EasyTerritory supports Active Directory Federation Services (ADFS) capability.  ADFS is a single-sign-on feature that enables a user to login to the EasyTerritory application through his company’s identity provider (IdP).  The IdP will authenticate the user using Active Directory credentials and direct him to EasyTerritory to access the application.

Advantages:

The advantages of leveraging ADFS with your EasyTerritory application are:

  • – Simple streamlined SSO access to your EasyTerritory application through company’s IdP portal.
  • – Strengthens security with users not needing to remember additional usernames and passwords.
  • – Ability for companies to control users’ access to EasyTerritory within their active directory.

Technical Overview:

EasyTerritory supports ADFS with the SAML (Security Assertion Markup Language) XML framework for authenticating users who are wanting to connect to EasyTerritory.

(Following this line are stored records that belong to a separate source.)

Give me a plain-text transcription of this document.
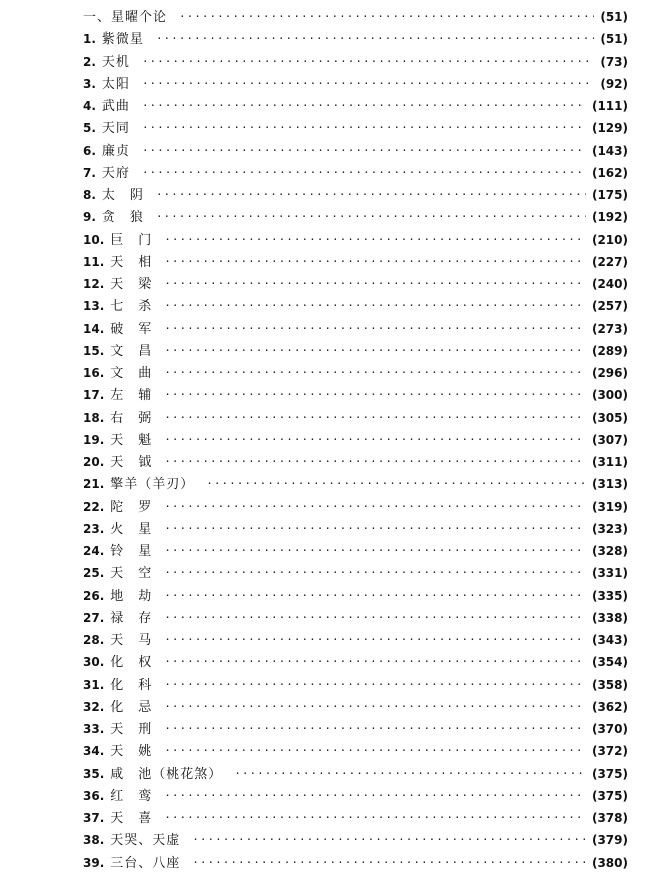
一、星曜个论 ·····	(51)
1. 紫微星 ·····	(51)
2. 天机 ·····	(73)
3. 太阳 ·····	(92)
4. 武曲 ·····	(111)
5. 天同 ·····	(129)
6. 廉贞 ·····	(143)
7. 天府 ·····	(162)
8. 太　阴 ·····	(175)
9. 贪　狼 ·····	(192)
10. 巨　门 ·····	(210)
11. 天　相 ·····	(227)
12. 天　梁 ·····	(240)
13. 七　杀 ·····	(257)
14. 破　军 ·····	(273)
15. 文　昌 ·····	(289)
16. 文　曲 ·····	(296)
17. 左　辅 ·····	(300)
18. 右　弼 ·····	(305)
19. 天　魁 ·····	(307)
20. 天　钺 ·····	(311)
21. 擎羊（羊刃） ·····	(313)
22. 陀　罗 ·····	(319)
23. 火　星 ·····	(323)
24. 铃　星 ·····	(328)
25. 天　空 ·····	(331)
26. 地　劫 ·····	(335)
27. 禄　存 ·····	(338)
28. 天　马 ·····	(343)
30. 化　权 ·····	(354)
31. 化　科 ·····	(358)
32. 化　忌 ·····	(362)
33. 天　刑 ·····	(370)
34. 天　姚 ·····	(372)
35. 咸　池（桃花煞） ·····	(375)
36. 红　鸾 ·····	(375)
37. 天　喜 ·····	(378)
38. 天哭、天虚 ·····	(379)
39. 三台、八座 ·····	(380)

It is important to note that EasyTerritory’s SAML configuration is Ipd-Initiated, which means when a user attempts to browse to EasyTerritory they will be redirected to his company’s IdP sign-on page.

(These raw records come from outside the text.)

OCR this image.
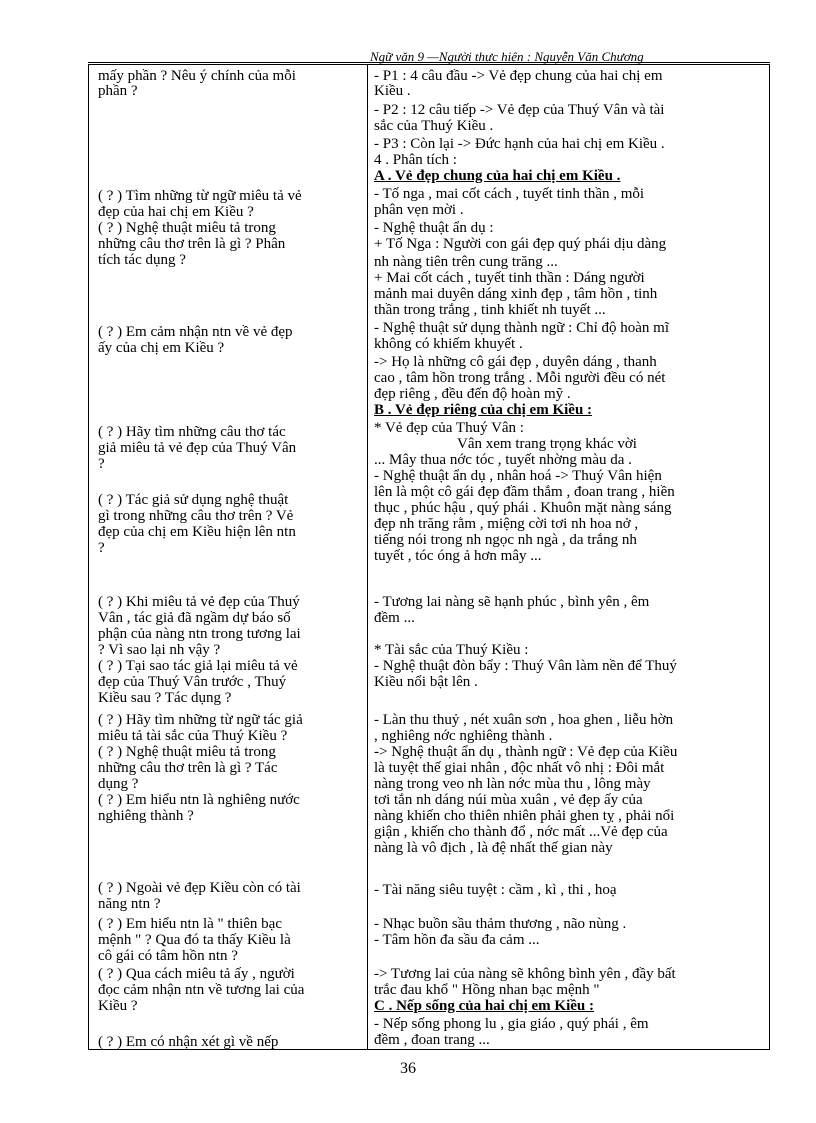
Ngữ văn 9 —Người thực hiện : Nguyễn Văn Chương
mấy phần ? Nêu ý chính của mỗi
phần ?
( ? ) Tìm những từ ngữ miêu tả vẻ
đẹp của hai chị em Kiều ?
( ? ) Nghệ thuật miêu tả trong
những câu thơ trên là gì ? Phân
tích tác dụng ?
( ? ) Em cảm nhận ntn về vẻ đẹp
ấy của chị em Kiều ?
( ? ) Hãy tìm những câu thơ tác
giả miêu tả vẻ đẹp của Thuý Vân
?
( ? ) Tác giả sử dụng nghệ thuật
gì trong những câu thơ trên ? Vẻ
đẹp của chị em Kiều hiện lên ntn
?
( ? ) Khi miêu tả vẻ đẹp của Thuý
Vân , tác giả đã ngầm dự báo số
phận của nàng ntn trong tương lai
? Vì sao lại nh vậy ?
( ? ) Tại sao tác giả lại miêu tả vẻ
đẹp của Thuý Vân trước , Thuý
Kiều sau ? Tác dụng ?
( ? ) Hãy tìm những từ ngữ tác giả
miêu tả tài sắc của Thuý Kiều ?
( ? ) Nghệ thuật miêu tả trong
những câu thơ trên là gì ? Tác
dụng ?
( ? ) Em hiểu ntn là nghiêng nước
nghiêng thành ?
( ? ) Ngoài vẻ đẹp Kiều còn có tài
năng ntn ?
( ? ) Em hiểu ntn là " thiên bạc
mệnh " ? Qua đó ta thấy Kiều là
cô gái có tâm hồn ntn ?
( ? ) Qua cách miêu tả ấy , người
đọc cảm nhận ntn về tương lai của
Kiều ?
( ? ) Em có nhận xét gì về nếp
- P1 : 4 câu đầu -> Vẻ đẹp chung của hai chị em
Kiều .
- P2 : 12 câu tiếp -> Vẻ đẹp của Thuý Vân và tài
sắc của Thuý Kiều .
- P3 : Còn lại -> Đức hạnh của hai chị em Kiều .
4 . Phân tích :
A . Vẻ đẹp chung của hai chị em Kiều .
- Tố nga , mai cốt cách , tuyết tinh thần , mỗi
phân vẹn mời .
- Nghệ thuật ẩn dụ :
+ Tố Nga : Người con gái đẹp quý phái dịu dàng
nh nàng tiên trên cung trăng ...
+ Mai cốt cách , tuyết tinh thần : Dáng người
mảnh mai duyên dáng xinh đẹp , tâm hồn , tinh
thần trong trắng , tinh khiết nh tuyết ...
- Nghệ thuật sử dụng thành ngữ : Chỉ độ hoàn mĩ
không có khiếm khuyết .
-> Họ là những cô gái đẹp , duyên dáng , thanh
cao , tâm hồn trong trắng . Mỗi người đều có nét
đẹp riêng , đều đến độ hoàn mỹ .
B . Vẻ đẹp riêng của chị em Kiều :
* Vẻ đẹp của Thuý Vân :
Vân xem trang trọng khác vời
... Mây thua nớc tóc , tuyết nhờng màu da .
- Nghệ thuật ẩn dụ , nhân hoá -> Thuý Vân hiện
lên là một cô gái đẹp đầm thắm , đoan trang , hiền
thục , phúc hậu , quý phái . Khuôn mặt nàng sáng
đẹp nh trăng rằm , miệng cời tơi nh hoa nở ,
tiếng nói trong nh ngọc nh ngà , da trắng nh
tuyết , tóc óng ả hơn mây ...
- Tương lai nàng sẽ hạnh phúc , bình yên , êm
đềm ...
* Tài sắc của Thuý Kiều :
- Nghệ thuật đòn bẩy : Thuý Vân làm nền để Thuý
Kiều nổi bật lên .
- Làn thu thuỷ , nét xuân sơn , hoa ghen , liễu hờn
, nghiêng nớc nghiêng thành .
-> Nghệ thuật ẩn dụ , thành ngữ : Vẻ đẹp của Kiều
là tuyệt thế giai nhân , độc nhất vô nhị : Đôi mắt
nàng trong veo nh làn nớc mùa thu , lông mày
tơi tắn nh dáng núi mùa xuân , vẻ đẹp ấy của
nàng khiến cho thiên nhiên phải ghen tỵ , phải nổi
giận , khiến cho thành đổ , nớc mất ...Vẻ đẹp của
nàng là vô địch , là đệ nhất thế gian này
- Tài năng siêu tuyệt : cầm , kì , thi , hoạ
- Nhạc buồn sầu thảm thương , não nùng .
- Tâm hồn đa sầu đa cảm ...
-> Tương lai của nàng sẽ không bình yên , đầy bất
trắc đau khổ " Hồng nhan bạc mệnh "
C . Nếp sống của hai chị em Kiều :
- Nếp sống phong lu , gia giáo , quý phái , êm
đềm , đoan trang ...
36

When a user is authenticated through his IdP, a token will be sent to the EasyTerritory servers. EasyTerritory will receive the token and grant access based on the credentials and authenticity of the claims in the token.

Client-Side Configuration:

These are details for setting up adfs on your active directory servers.

  • The information you will need when setting up the trust:
    •  – Relying Party’s identifiers:
      • https://apps.easyterritory.com/Your EZT instance GUID here/APP/
    • – SAML consumer Endpoints:
      • https://apps.easyterritory.com/YourEasyTerritory GUID here/APP/AuthServices/Acs
        • This uri will redirect you after you have been authenticated by your IdP.
  • Claims:
    • EasyTerritory requires a username, first name, last name and email when authenticating claims that are sent. These claims must match on your server and EasyTerritory’s server.  You can decide what to call the claims, but those claims must be sent to an EasyTerritory administrator. Please note that there are two alternatives for userNameClaim and emailClaim.
      • Here are some examples:
        • – User Name Claim:
        • http://schemas.xmlsoap.org/ws/2005/05/identity/claims/name,http://schemas.xmlsoap.org/ws/2005/05/identity/claims/emailaddress
        • – First Name Claim:
        • http://schemas.xmlsoap.org/ws/2005/05/identity/claims/givenname
        • – Last Name Claim:
        • http://schemas.xmlsoap.org/ws/2005/05/identity/claims/surname
        • – Email Claim:
        • http://schemas.xmlsoap.org/ws/2005/05/identity/claims/emailaddress,http://schemas.xmlsoap.org/ws/2005/05/identity/claims/name
  • ADFS server URI’s
    • Information an EasyTerritory administrator will need when configuring your EasyTerritory application are entity Id, the sign-on URL, and logout URL. Here are some examples.
      • – Server’s entity Id:
        • http://your ADFS server/adfs/services/trust
      • – IdP sign- on URL:
        • https://your ADFS server/adfs/ls/idpinitiatedsignon.aspx?loginToRP=[we put the EZT URL here, as we use that as OUR entity ID]
      • – Log out URL:
        • https://your ADFS server/adfs/ls/?wa=wsignout1.0
      • We also need to know whether you need EasyTerritory to generate logout requests (and if so, whether you want them signed) or whether we can simply redirect to the bare logout URL (which is the more common scenario).
  • Certificate:
    • In order to authenticate the claims sent to EasyTerritory, EasyTerritory will need a signing certificate.
    • If your ADFS is publicly exposed we can generate a certificate from your metadata endpoint. In this case you would need to send an EasyTerritory administrator you metadata URL.  Here is an example:
      • https://your ADFS server/federationmetadata/2007-06/federationmetadata.xml

 

Please understand we are not ADFS administrators. We may be able to give you some support with setting up a trust, but ideally your staff will be knowledgeable about this and we will not be involved with AD Federation configuration on your end.